A new report from the Melbourne Institute: Applied Economic & Social Research and CBA, based on transactional data from 5 million customers, has found that over the March quarter, savings balances were stable year-on-year, but up by almost 50 per cent from the same period in 2020.
The median annual inflows and income for consumers had stayed largely unchanged, but median outflows and expenditure had risen by $1,600 year-on-year, as consumption rebounded.
CBA has recorded the current savings rate as 13.6 per cent of household disposable income.
Melbourne Institute professor John de New commented consumers were responding to what was happening around them, particularly as interest rates began to move.
“Driven by concerns around inflation and its impact on household spending, as well as the impacts on mortgage repayments, Australians have continued to grow their savings’ safety nets and curb spending at a sustained pace,” Mr de New said.
The report rated consumers’ financial wellbeing on a scale from zero (low) to 100 (high), across 12 months of data.
As at March, the average financial wellbeing score was 50 out of 100, down 1.1 points from the peak a year earlier, but 2.6 points higher than two years ago – boosted largely by amassed household savings and reduced expenditure through the pandemic.
As the report noted, the Australian Bureau of Statistics’ (ABS) household saving ratio (net saving as a percentage of household net disposable income) has remained high since June 2020, at around two to four times higher than pre-pandemic levels.
However, a slight uptick in spending slightly dragged the financial wellbeing average year-on-year.
The report pointed to a 1 percentage point increase in the proportion of Aussies with “below average savings”, or savings more than one standard deviation below the median for their age.
CBA head of financial wellbeing Ben Grauer commented that building a savings buffer seemed to have helped offset external pressures.
Mr de New added: “Despite the pandemic, many Australians experienced quite healthy monthly inflows of income during this reported period.

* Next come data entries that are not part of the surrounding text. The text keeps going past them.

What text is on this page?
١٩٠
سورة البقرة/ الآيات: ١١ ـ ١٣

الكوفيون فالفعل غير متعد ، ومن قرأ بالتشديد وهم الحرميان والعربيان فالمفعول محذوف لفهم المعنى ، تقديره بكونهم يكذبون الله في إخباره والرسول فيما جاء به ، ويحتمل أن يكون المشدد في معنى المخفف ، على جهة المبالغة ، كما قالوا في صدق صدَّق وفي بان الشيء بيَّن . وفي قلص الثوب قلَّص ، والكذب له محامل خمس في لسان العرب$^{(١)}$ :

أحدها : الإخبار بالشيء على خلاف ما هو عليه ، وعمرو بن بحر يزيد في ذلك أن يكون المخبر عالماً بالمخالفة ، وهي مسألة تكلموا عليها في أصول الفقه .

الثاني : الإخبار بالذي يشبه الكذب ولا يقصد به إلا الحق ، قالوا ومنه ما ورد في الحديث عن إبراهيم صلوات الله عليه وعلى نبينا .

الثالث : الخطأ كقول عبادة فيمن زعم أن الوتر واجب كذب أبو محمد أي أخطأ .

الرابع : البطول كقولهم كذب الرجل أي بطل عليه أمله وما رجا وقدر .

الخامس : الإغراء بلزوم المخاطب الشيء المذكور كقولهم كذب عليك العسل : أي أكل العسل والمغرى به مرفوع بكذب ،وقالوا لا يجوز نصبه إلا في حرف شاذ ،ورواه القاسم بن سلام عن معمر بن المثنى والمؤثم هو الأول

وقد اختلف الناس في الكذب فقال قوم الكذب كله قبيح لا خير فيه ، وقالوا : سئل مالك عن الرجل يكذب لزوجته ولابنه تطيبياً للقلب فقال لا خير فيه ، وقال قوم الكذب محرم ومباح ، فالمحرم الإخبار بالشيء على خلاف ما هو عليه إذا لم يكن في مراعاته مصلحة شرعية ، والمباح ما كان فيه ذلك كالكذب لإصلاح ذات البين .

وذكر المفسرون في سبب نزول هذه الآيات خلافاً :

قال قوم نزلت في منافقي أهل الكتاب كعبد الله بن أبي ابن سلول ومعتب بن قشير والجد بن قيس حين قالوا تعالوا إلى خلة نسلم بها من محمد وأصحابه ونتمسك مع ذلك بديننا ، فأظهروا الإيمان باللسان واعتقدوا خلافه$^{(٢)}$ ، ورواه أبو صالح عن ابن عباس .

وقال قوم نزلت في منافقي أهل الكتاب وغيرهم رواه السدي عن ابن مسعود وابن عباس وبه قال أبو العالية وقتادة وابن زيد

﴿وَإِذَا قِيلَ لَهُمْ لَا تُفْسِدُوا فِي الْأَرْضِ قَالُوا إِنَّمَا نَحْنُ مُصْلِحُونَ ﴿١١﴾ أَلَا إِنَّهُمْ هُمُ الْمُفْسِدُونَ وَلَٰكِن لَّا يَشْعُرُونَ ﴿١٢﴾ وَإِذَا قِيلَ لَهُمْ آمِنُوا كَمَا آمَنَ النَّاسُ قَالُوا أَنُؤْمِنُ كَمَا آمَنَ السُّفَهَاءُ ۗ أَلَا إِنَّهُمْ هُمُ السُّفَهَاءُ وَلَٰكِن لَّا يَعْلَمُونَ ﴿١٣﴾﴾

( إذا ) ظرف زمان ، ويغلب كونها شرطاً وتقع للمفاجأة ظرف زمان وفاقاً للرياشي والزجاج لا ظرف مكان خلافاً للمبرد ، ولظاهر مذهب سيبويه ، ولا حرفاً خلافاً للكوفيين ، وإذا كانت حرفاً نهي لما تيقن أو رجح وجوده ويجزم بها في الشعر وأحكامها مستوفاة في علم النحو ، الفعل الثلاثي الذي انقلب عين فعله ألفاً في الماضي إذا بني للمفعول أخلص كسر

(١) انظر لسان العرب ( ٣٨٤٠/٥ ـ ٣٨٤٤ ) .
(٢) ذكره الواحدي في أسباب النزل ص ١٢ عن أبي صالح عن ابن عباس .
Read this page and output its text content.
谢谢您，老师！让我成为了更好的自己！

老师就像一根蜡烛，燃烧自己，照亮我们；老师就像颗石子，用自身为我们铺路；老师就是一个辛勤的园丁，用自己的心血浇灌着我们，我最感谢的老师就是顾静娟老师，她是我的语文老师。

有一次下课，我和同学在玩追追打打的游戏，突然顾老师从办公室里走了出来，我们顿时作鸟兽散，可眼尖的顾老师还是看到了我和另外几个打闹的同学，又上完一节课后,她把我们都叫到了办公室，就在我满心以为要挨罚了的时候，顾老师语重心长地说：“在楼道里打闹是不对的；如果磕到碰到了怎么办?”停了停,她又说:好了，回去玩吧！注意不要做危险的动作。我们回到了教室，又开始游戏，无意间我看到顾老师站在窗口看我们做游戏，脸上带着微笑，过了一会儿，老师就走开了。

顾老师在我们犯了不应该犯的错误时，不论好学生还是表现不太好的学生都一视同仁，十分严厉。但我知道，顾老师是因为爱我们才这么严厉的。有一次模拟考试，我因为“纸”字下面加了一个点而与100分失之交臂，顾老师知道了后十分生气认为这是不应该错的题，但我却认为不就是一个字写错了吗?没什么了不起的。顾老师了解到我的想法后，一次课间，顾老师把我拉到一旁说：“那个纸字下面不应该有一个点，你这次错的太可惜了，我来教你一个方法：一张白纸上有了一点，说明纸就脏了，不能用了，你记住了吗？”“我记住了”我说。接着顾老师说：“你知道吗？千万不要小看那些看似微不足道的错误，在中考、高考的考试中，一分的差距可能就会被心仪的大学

“When we look at this measure alongside what is happening in our economy and the elevated levels of precautionary savings being accrued, it tells us that Australians are doing the right thing and preparing for possible impacts to their finances.”
Around two-fifths of consumers (36.8 per cent) were reported as “getting by”, with financial wellbeing scores ranging between 55 to 80. This was less than a year earlier, when it was 37.8 per cent of all consumers.
Meanwhile 28 per cent of consumers were classified as “just coping”, with scores between 30 to 55, compared to 28.7 per cent a year earlier.
Fewer people felt they were “doing great”, with scores greater than 80, at 14 per cent in March 2022, compared to 14.5 per cent in March 2021.
More people were “having trouble” year-on-year, with scores less than 30, at 21.2 per cent of all consumers, compared to 19 per cent in March 2021.
But the cohort had declined from two years earlier, when it was 23.2 per cent of consumers.
“Given increased outflows and expenditure with relatively flat inflows and income, it is unsurprising to see a slight increase in the size of the ‘having trouble’ category as savings balances are slowly being reduced due to higher spending,” the report said.